A/B Test: Reduce Mobile Live‑Stream Pre‑Roll Ad Frequency by 20%
Context: You are designing an experiment on mobile live streams to evaluate reducing pre‑roll ad frequency by 20% and its effect on user experience and downstream value. Viewers frequently switch streams, and creators share overlapping audiences. Answer all parts precisely.
-
Randomization
-
Choose the randomization unit (viewer‑level, creator‑level, geo, or hybrid).
-
Justify your choice to minimize interference when viewers switch streams and when creators share audiences.
-
Define exposure and how you will ensure assignment stickiness across days.
-
Metrics
-
Pick a single primary metric that captures business value (e.g., watch_time_per_viewer_day).
-
List at least three guardrail metrics (e.g., crash_rate, rebuffer_ratio, ad_impressions_per_viewer, retention_day1) and explain their role.
-
Explain how you will handle heavy tails (e.g., log‑transform, winsorize at 99.5%, or quantile metrics) and how that affects inference.
-
Sample Size
Assumptions:
-
Baseline mean daily watch time = 36 minutes
-
Standard deviation = 60 minutes per viewer‑day
-
Intra‑user correlation induces a design effect of 1.3
-
Total eligible daily mobile viewers = 5,000,000
-
Two‑sided α = 0.05, power 1−β = 0.8
-
Detect a +2% relative lift in the primary metric
Compute the required per‑variant sample size in viewer‑days after applying the design effect.
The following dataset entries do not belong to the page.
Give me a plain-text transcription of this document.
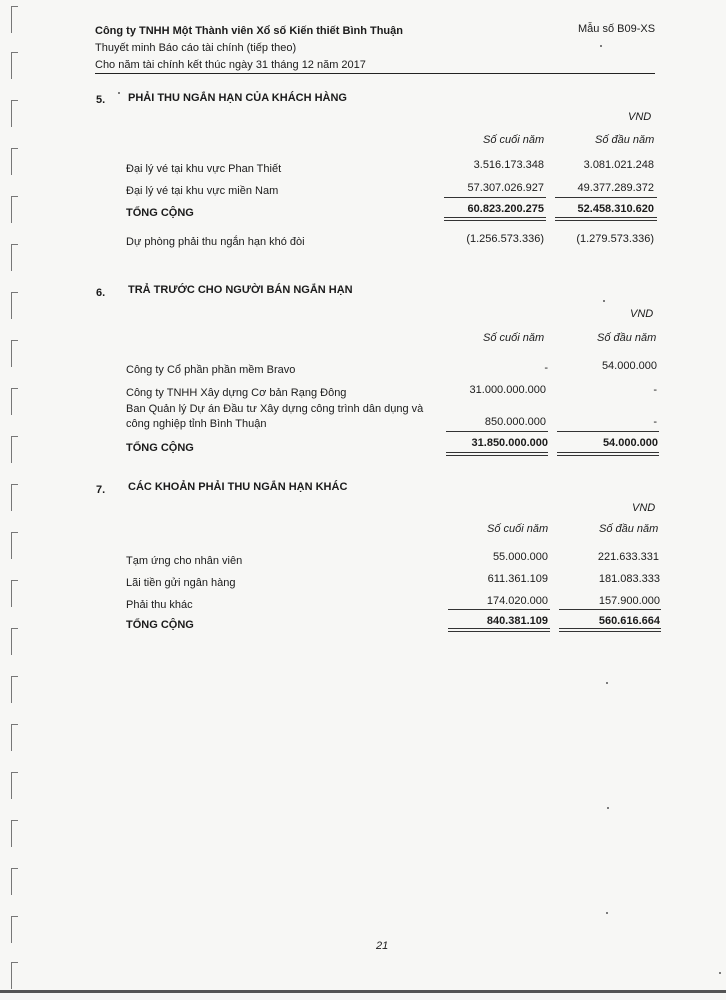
Công ty TNHH Một Thành viên Xổ số Kiến thiết Bình Thuận	Mẫu số B09-XS
Thuyết minh Báo cáo tài chính (tiếp theo)
Cho năm tài chính kết thúc ngày 31 tháng 12 năm 2017
5. PHẢI THU NGẮN HẠN CỦA KHÁCH HÀNG
VND
Số cuối năm	Số đầu năm
Đại lý vé tại khu vực Phan Thiết	3.516.173.348	3.081.021.248
Đại lý vé tại khu vực miền Nam	57.307.026.927	49.377.289.372
TỔNG CỘNG	60.823.200.275	52.458.310.620
Dự phòng phải thu ngắn hạn khó đòi	(1.256.573.336)	(1.279.573.336)
6. TRẢ TRƯỚC CHO NGƯỜI BÁN NGẮN HẠN
VND
Số cuối năm	Số đầu năm
Công ty Cổ phần phần mềm Bravo	-	54.000.000
Công ty TNHH Xây dựng Cơ bản Rạng Đông	31.000.000.000	-
Ban Quản lý Dự án Đầu tư Xây dựng công trình dân dụng và
công nghiệp tỉnh Bình Thuận	850.000.000	-
TỔNG CỘNG	31.850.000.000	54.000.000
7. CÁC KHOẢN PHẢI THU NGẮN HẠN KHÁC
VND
Số cuối năm	Số đầu năm
Tạm ứng cho nhân viên	55.000.000	221.633.331
Lãi tiền gửi ngân hàng	611.361.109	181.083.333
Phải thu khác	174.020.000	157.900.000
TỔNG CỘNG	840.381.109	560.616.664
21
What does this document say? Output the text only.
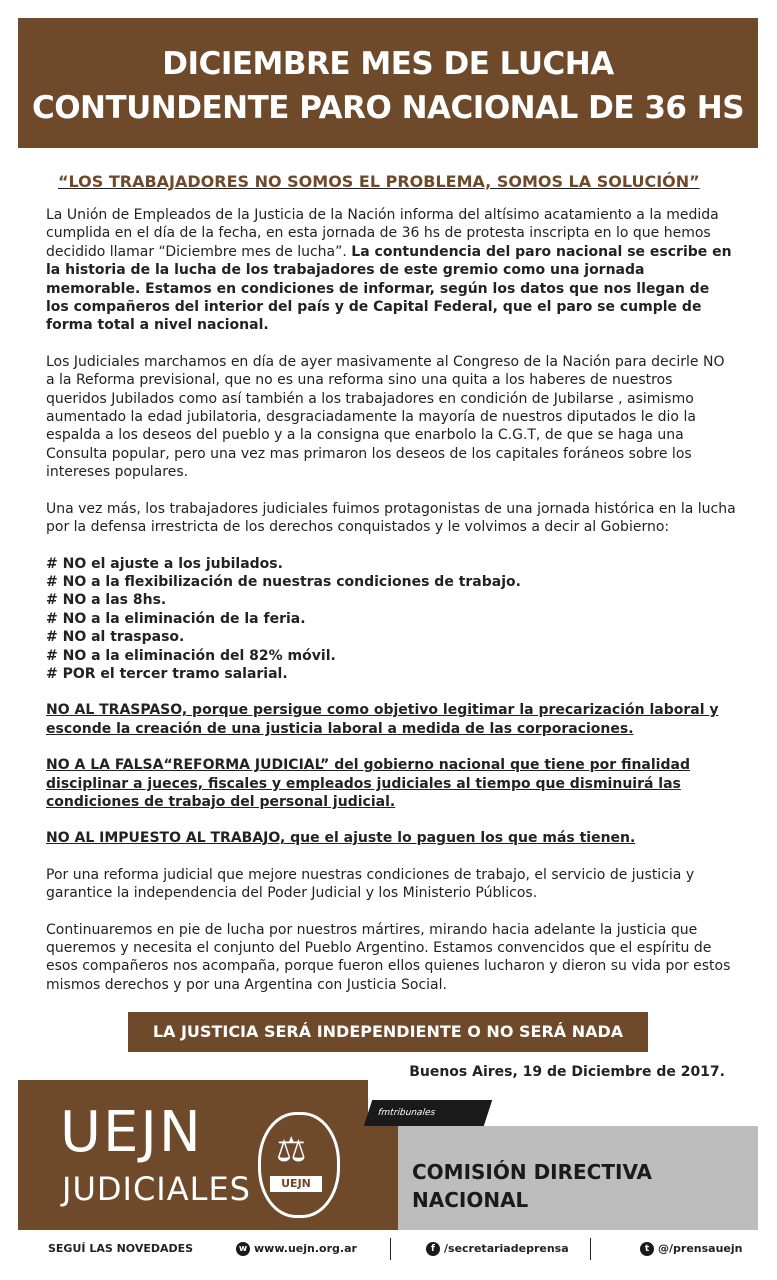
DICIEMBRE MES DE LUCHA
CONTUNDENTE PARO NACIONAL DE 36 HS
“LOS TRABAJADORES NO SOMOS EL PROBLEMA, SOMOS LA SOLUCIÓN”

La Unión de Empleados de la Justicia de la Nación informa del altísimo acatamiento a la medida cumplida en el día de la fecha, en esta jornada de 36 hs de protesta inscripta en lo que hemos decidido llamar “Diciembre mes de lucha”. La contundencia del paro nacional se escribe en la historia de la lucha de los trabajadores de este gremio como una jornada memorable. Estamos en condiciones de informar, según los datos que nos llegan de los compañeros del interior del país y de Capital Federal, que el paro se cumple de forma total a nivel nacional.

Los Judiciales marchamos en día de ayer masivamente al Congreso de la Nación para decirle NO a la Reforma previsional, que no es una reforma sino una quita a los haberes de nuestros queridos Jubilados como así también a los trabajadores en condición de Jubilarse , asimismo aumentado la edad jubilatoria, desgraciadamente la mayoría de nuestros diputados le dio la espalda a los deseos del pueblo y a la consigna que enarbolo la C.G.T, de que se haga una Consulta popular, pero una vez mas primaron los deseos de los capitales foráneos sobre los intereses populares.

Una vez más, los trabajadores judiciales fuimos protagonistas de una jornada histórica en la lucha por la defensa irrestricta de los derechos conquistados y le volvimos a decir al Gobierno:

# NO el ajuste a los jubilados.

# NO a la flexibilización de nuestras condiciones de trabajo.

# NO a las 8hs.

# NO a la eliminación de la feria.

# NO al traspaso.

# NO a la eliminación del 82% móvil.

# POR el tercer tramo salarial.

NO AL TRASPASO, porque persigue como objetivo legitimar la precarización laboral y esconde la creación de una justicia laboral a medida de las corporaciones.

NO A LA FALSA“REFORMA JUDICIAL” del gobierno nacional que tiene por finalidad disciplinar a jueces, fiscales y empleados judiciales al tiempo que disminuirá las condiciones de trabajo del personal judicial.

NO AL IMPUESTO AL TRABAJO, que el ajuste lo paguen los que más tienen.

Por una reforma judicial que mejore nuestras condiciones de trabajo, el servicio de justicia y garantice la independencia del Poder Judicial y los Ministerio Públicos.

Continuaremos en pie de lucha por nuestros mártires, mirando hacia adelante la justicia que queremos y necesita el conjunto del Pueblo Argentino. Estamos convencidos que el espíritu de esos compañeros nos acompaña, porque fueron ellos quienes lucharon y dieron su vida por estos mismos derechos y por una Argentina con Justicia Social.

LA JUSTICIA SERÁ INDEPENDIENTE O NO SERÁ NADA
Buenos Aires, 19 de Diciembre de 2017.
UEJN
JUDICIALES
⚖
UEJN
fmtribunales
COMISIÓN DIRECTIVA
NACIONAL
SEGUÍ LAS NOVEDADES	w www.uejn.org.ar	f /secretariadeprensa	t @/prensauejn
Show formulas and a numeric answer.
-
Variance Reduction
-
Describe how to use CUPED with pre‑experiment watch time and device to reduce variance.
-
Provide the exact regression you would fit and how you would compute/apply θ (theta).
-
Novelty and Ramp
-
Propose a 2‑week ramp with sequential monitoring that controls type I error (e.g., group sequential or alpha‑spending).
-
Specify decision boundaries or stopping rules at interim checks and how you would adjust for peeking.
-
Integrity
-
Describe how you would detect and mitigate bot/AFK traffic and creator‑led raids that could bias results.
-
Include filters and either post‑stratification or cluster‑robust standard errors when clustering by creator/day.
-
Explain how you would check for spillovers and, if detected, how you would switch to a cluster‑randomized test by creator, including power implications.